3-6-1 指導者はなぜ孤独になるのか

指導者やリーダーの大きな役割の一つは、「決めること」です。チームがどこへ向かうのか、何を優先するのか、どの選択肢を取るのか。組織が前へ進むためには、誰かが最終的な責任を持って決断しなければなりません。しかし、この「決める」という行為には、見えにくい代償があります。それが「孤独」です。
人は何かを決めるとき、大きく二つの傾向があります。一つは、周囲の意見に合わせて決める人。もう一つは、多数派か少数派かに関係なく、自分の考えで決める人です。もちろん、どちらが正しいという話ではありません。人は誰しも不安を抱えており、他者の意見を参考にすることは自然なことです。
多くの人は若い頃、自信が十分にない時期があります。そのため、多くの人が賛成する選択肢を「正解」だと感じやすいものです。しかし、そのように選択した道は、後になって「本当に自分が望んでいたものだったのだろうか」と、心のどこかに引っかかりを残すことがあります。一方で、自ら考え、自ら決断したことは、たとえ結果が思い通りにならなかったとしても、不思議と納得できることがあります。なぜなら、自分自身で選び、その責任を引き受けた経験になるからです。
決断とは、自由と責任がセットになった行為です。そして責任を引き受ける瞬間、人は孤独になります。
特に指導者は、その孤独と向き合う機会が多くあります。試合中の選手交代、メンバー選考、戦略の変更、時には組織の方向性まで決めなければならない場面があります。決断した瞬間は、周囲から賛成されることもあれば、反対されることもあります。むしろ、本当に大切な決断ほど、全員が賛成することはほとんどありません。
多くの優れたリーダーを見ていると、一つの共通点があります。それは、「全員が納得する答え」を探しているのではなく、「組織やチームにとって何が最善か」という本質を考えていることです。
もちろん、決断にはセオリーがあります。気合や根性だけでは乗り越えられません。勝負強いリーダーは、日頃から準備を積み重ね、情報を整理し、本質を見極めています。そして、いざという場面で迷わず決断します。
勝負の場面では、状況を冷静に分析し、「今何が必要なのか」を考え続ける必要があります。「流れを変えるために選手交代をするべきか」「ここは攻めるべきか守るべきか」など、その場その場で判断が求められます。こうした小さな決断の積み重ねが、最終的な結果につながっていきます。
しかし、その決断がいつも正しいとは限りません。どれだけ準備をしても、未来を完全に予測することはできないからです。だからこそ、リーダーに求められるのは「絶対に正しい答え」を出すことではなく、「責任を持って決める勇気」なのだと思います。
そして、ここで大切なのが「メンターの存在」です。
指導者は孤独になるからこそ、一人ですべてを抱え込まないことが重要です。決断そのものは自分で行う必要がありますが、その過程で悩みや考えを整理し、視点を広げてくれる存在は必要です。メンターとは、答えを与えてくれる人ではありません。自分では気づけない視点を与え、「本当に大切なことは何か」を問いかけてくれる存在です。

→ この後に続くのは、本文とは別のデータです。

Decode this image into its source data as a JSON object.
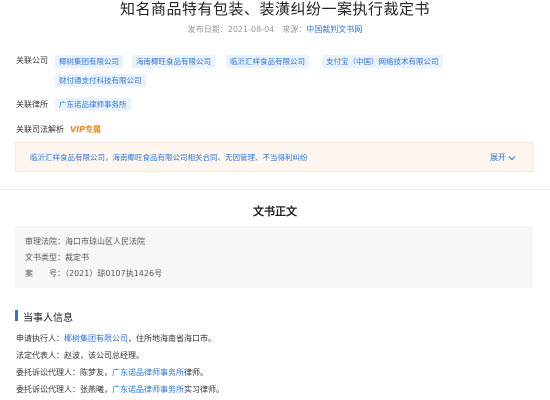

優れた指導者ほど、多くの人の意見に耳を傾けています。しかし、最終的な判断を他人に委ねているわけではありません。相談し、考え、整理し、そのうえで最後は自ら決めています。相談することと依存することは違います。
なぜなら、決めないことも一つの決断だからです。そして、決めない状態はチームに迷いや不安を生み出します。リーダーが迷い続ければ、組織全体も迷い始めます。
だからこそ、指導者は孤独になります。全員に理解されなくても、自分の信じる方向へ舵を切らなければならないからです。しかし、その孤独は決して悪いものではありません。むしろ、人の上に立つ者が背負う責任の証なのだと思います。
ただし、孤独と孤立は違います。
孤独は責任を背負うことで生まれますが、孤立は自ら周囲とのつながりを断ってしまう状態です。指導者は孤独になることは避けられません。しかし、孤立してはいけません。そのためにも、自分が信頼して相談できるメンターや仲間を持つことは非常に大切です。
指導者の孤独とは、「一人になること」ではなく、「最後の責任を引き受ける覚悟」のことなのかもしれません。
そして、その覚悟を持って下した決断の積み重ねこそが、リーダーとしての深さをつくっていくのです。多数派か少数派かではありません。最後に問われるのは、「自分は何を信じるのか」。その問いと向き合い続けることが、指導者として成長していく道なのだと思います。